Unique3D
Unique3D copied to clipboard
Questions about fine-tuning ControlNet-Tile to achieve super-resolution
Hello, thank you for your great work on high-resolution image-to-3D generation! I noticed that you utilized a ControlNet-Tile based on SD1.5 to achieve the first stage of super-resolution. I am curious about which data you used to fine-tune. It seems that fine-tuning a ControlNet usually needs data pairs (e.g. image-normal pair, image-depth pair, LR-HR pair).
Thank you :)
We use multiview high resolution and low resolution pairs. Multiview images comes from blender's rendering results for the objaverse dataset.
Thank you for your reply!

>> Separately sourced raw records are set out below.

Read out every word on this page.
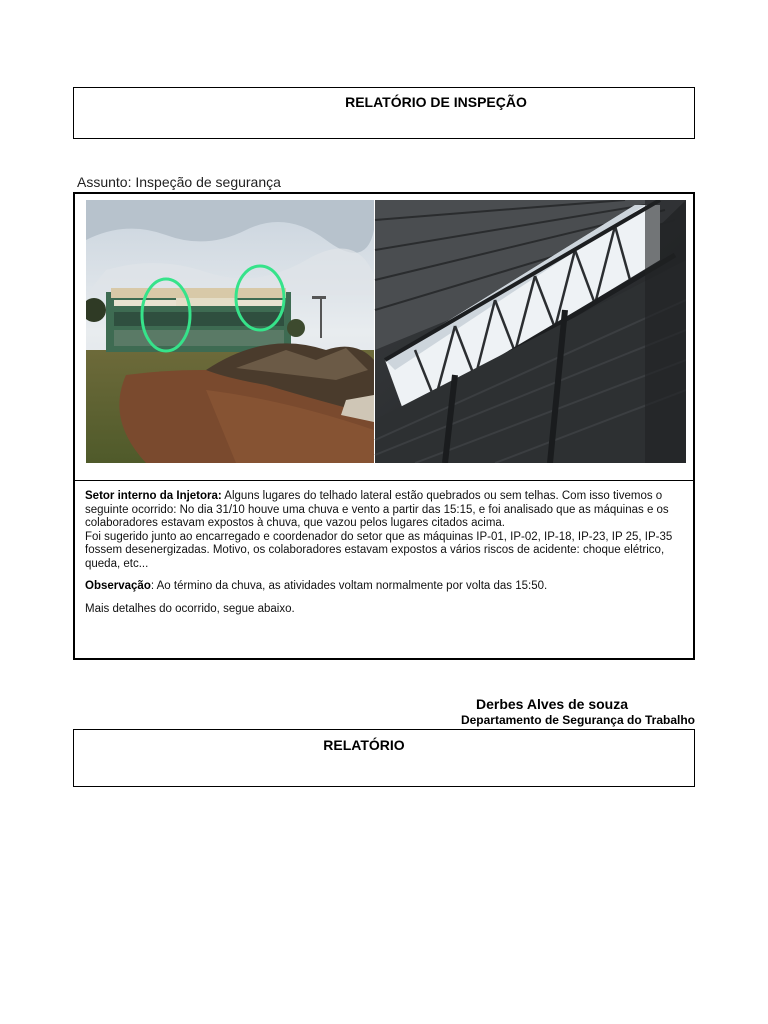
RELATÓRIO DE INSPEÇÃO
Assunto: Inspeção de segurança

Setor interno da Injetora: Alguns lugares do telhado lateral estão quebrados ou sem telhas. Com isso tivemos o seguinte ocorrido: No dia 31/10 houve uma chuva e vento a partir das 15:15, e foi analisado que as máquinas e os colaboradores estavam expostos à chuva, que vazou pelos lugares citados acima.
Foi sugerido junto ao encarregado e coordenador do setor que as máquinas IP-01, IP-02, IP-18, IP-23, IP 25, IP-35 fossem desenergizadas. Motivo, os colaboradores estavam expostos a vários riscos de acidente: choque elétrico, queda, etc...

Observação: Ao término da chuva, as atividades voltam normalmente por volta das 15:50.

Mais detalhes do ocorrido, segue abaixo.

Derbes Alves de souza
Departamento de Segurança do Trabalho
RELATÓRIO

Do you mean that rendering the Objaverse 3D dataset in two different resolutions (one is relatively high and another one is relatively low) in order to construct data pairs?
Yes, we use a (256,512) resolution pair for the first stage of super-resolution training, where the 256 resolution portion is augmented using downsampling to a random resolution and then upsampled back to 256, along with some random noise, to get a 256 resolution image with artifacts. This allows the super-resolution model at this step to correct some minor errors in generation.

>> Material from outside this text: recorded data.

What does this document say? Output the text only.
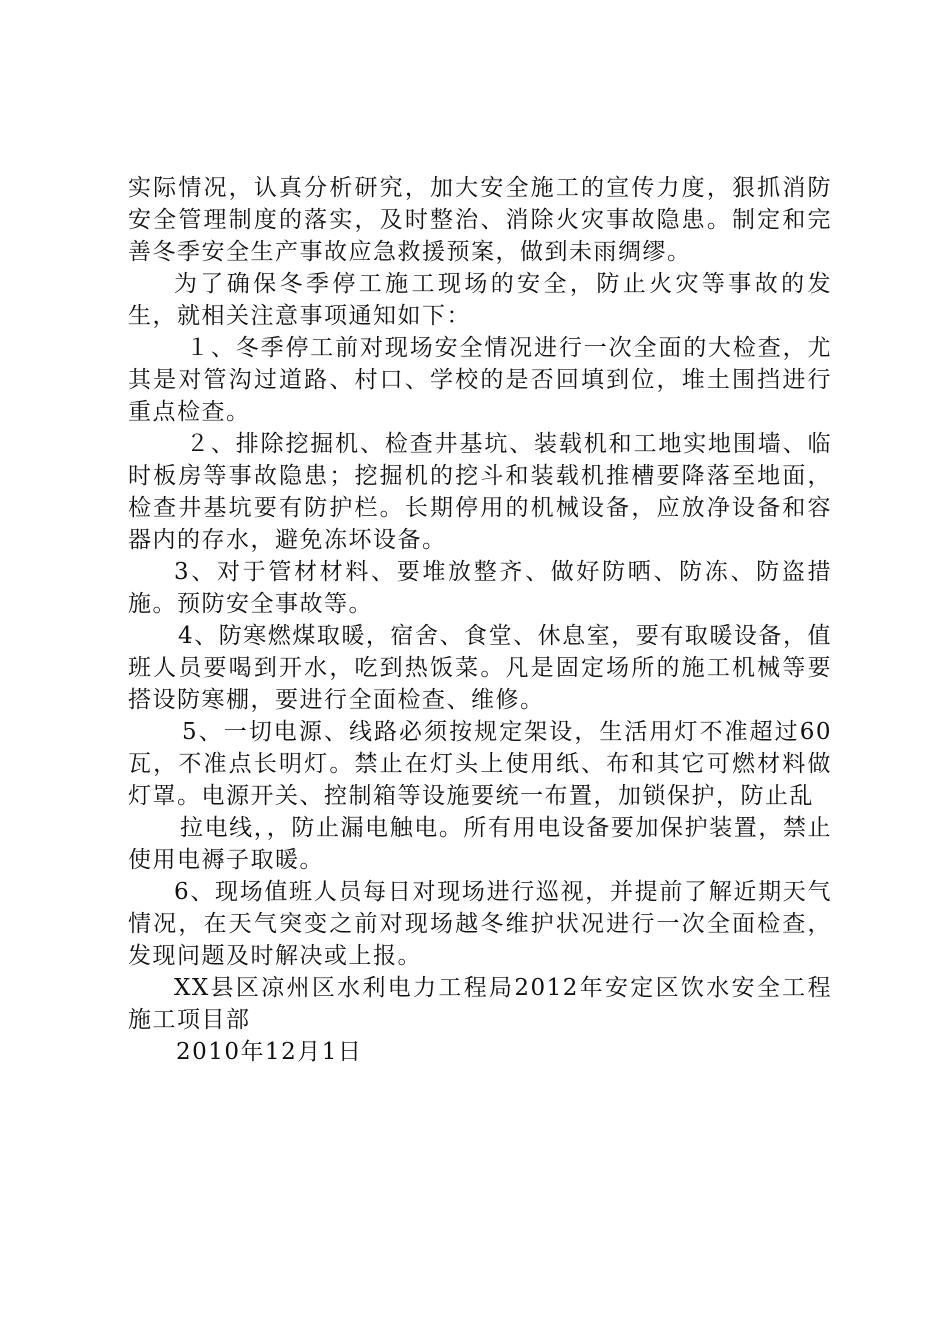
实际情况，认真分析研究，加大安全施工的宣传力度，狠抓消防安全管理制度的落实，及时整治、消除火灾事故隐患。制定和完善冬季安全生产事故应急救援预案，做到未雨绸缪。

为了确保冬季停工施工现场的安全，防止火灾等事故的发生，就相关注意事项通知如下：

１、冬季停工前对现场安全情况进行一次全面的大检查，尤其是对管沟过道路、村口、学校的是否回填到位，堆土围挡进行重点检查。

２、排除挖掘机、检查井基坑、装载机和工地实地围墙、临时板房等事故隐患；挖掘机的挖斗和装载机推槽要降落至地面，检查井基坑要有防护栏。长期停用的机械设备，应放净设备和容器内的存水，避免冻坏设备。

3、对于管材材料、要堆放整齐、做好防晒、防冻、防盗措施。预防安全事故等。

4、防寒燃煤取暖，宿舍、食堂、休息室，要有取暖设备，值班人员要喝到开水，吃到热饭菜。凡是固定场所的施工机械等要搭设防寒棚，要进行全面检查、维修。

5、一切电源、线路必须按规定架设，生活用灯不准超过60瓦，不准点长明灯。禁止在灯头上使用纸、布和其它可燃材料做灯罩。电源开关、控制箱等设施要统一布置，加锁保护，防止乱

拉电线，，防止漏电触电。所有用电设备要加保护装置，禁止使用电褥子取暖。

6、现场值班人员每日对现场进行巡视，并提前了解近期天气情况，在天气突变之前对现场越冬维护状况进行一次全面检查，发现问题及时解决或上报。

XX县区凉州区水利电力工程局2012年安定区饮水安全工程施工项目部

2010年12月1日
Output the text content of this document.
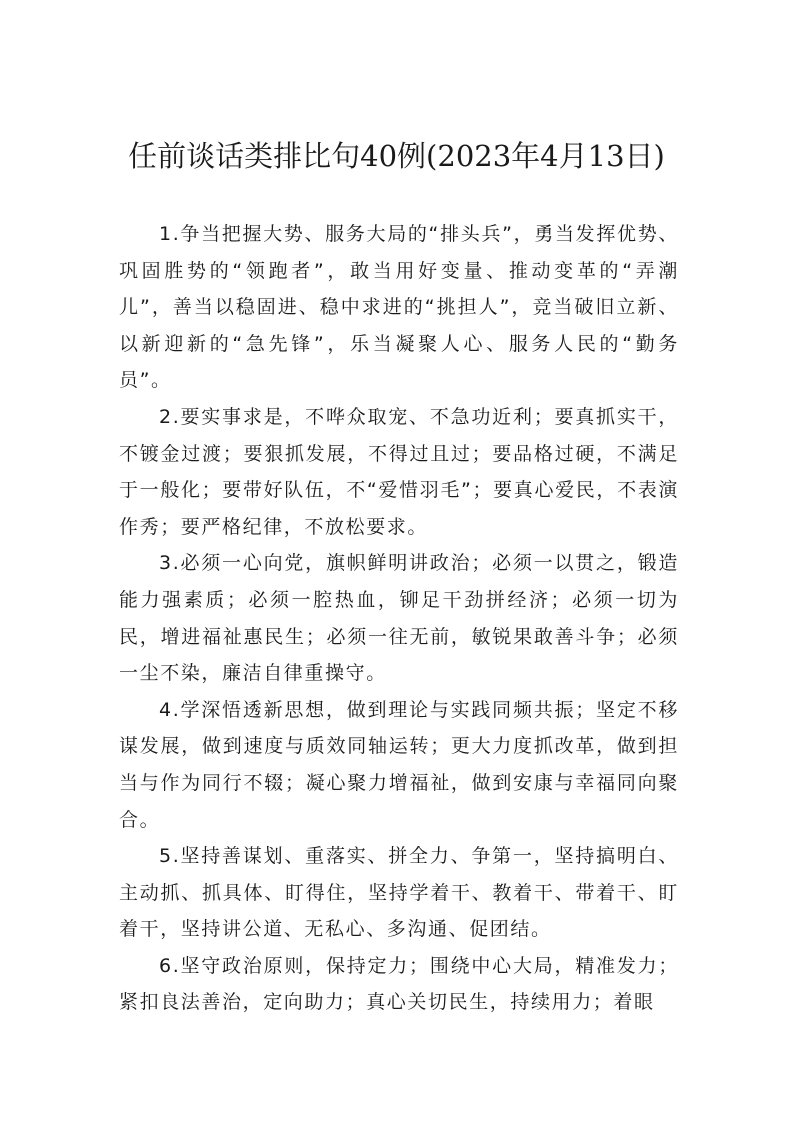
任前谈话类排比句40例(2023年4月13日)

1.争当把握大势、服务大局的“排头兵”，勇当发挥优势、巩固胜势的“领跑者”，敢当用好变量、推动变革的“弄潮儿”，善当以稳固进、稳中求进的“挑担人”，竞当破旧立新、以新迎新的“急先锋”，乐当凝聚人心、服务人民的“勤务员”。

2.要实事求是，不哗众取宠、不急功近利；要真抓实干，不镀金过渡；要狠抓发展，不得过且过；要品格过硬，不满足于一般化；要带好队伍，不“爱惜羽毛”；要真心爱民，不表演作秀；要严格纪律，不放松要求。

3.必须一心向党，旗帜鲜明讲政治；必须一以贯之，锻造能力强素质；必须一腔热血，铆足干劲拼经济；必须一切为民，增进福祉惠民生；必须一往无前，敏锐果敢善斗争；必须一尘不染，廉洁自律重操守。

4.学深悟透新思想，做到理论与实践同频共振；坚定不移谋发展，做到速度与质效同轴运转；更大力度抓改革，做到担当与作为同行不辍；凝心聚力增福祉，做到安康与幸福同向聚合。

5.坚持善谋划、重落实、拼全力、争第一，坚持搞明白、主动抓、抓具体、盯得住，坚持学着干、教着干、带着干、盯着干，坚持讲公道、无私心、多沟通、促团结。

6.坚守政治原则，保持定力；围绕中心大局，精准发力；紧扣良法善治，定向助力；真心关切民生，持续用力；着眼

@wukailu ,Hi, I want to ask some details about training controlnet-tile. I tried to re-implement it using diffusers, finetuning the tile model, tiling 4-views to a sheet. Data processing details: low-resolution : render 256x256 resolution, make 4 views 256x256, get 512 x 512 image, then upsample to 1024 x 1024 high-resolution: render 512x512 resolution, make 4 views 512x512, get 1024 x 1024 image How to set background color? white background to fill in the alpha channel?
Then I came across the color change problem, similar as mentioned in https://github.com/lllyasviel/ControlNet-v1-1-nightly/issues/125#issuecomment-2461268717
Could you please give some suggestions to solve the problem? Thank you.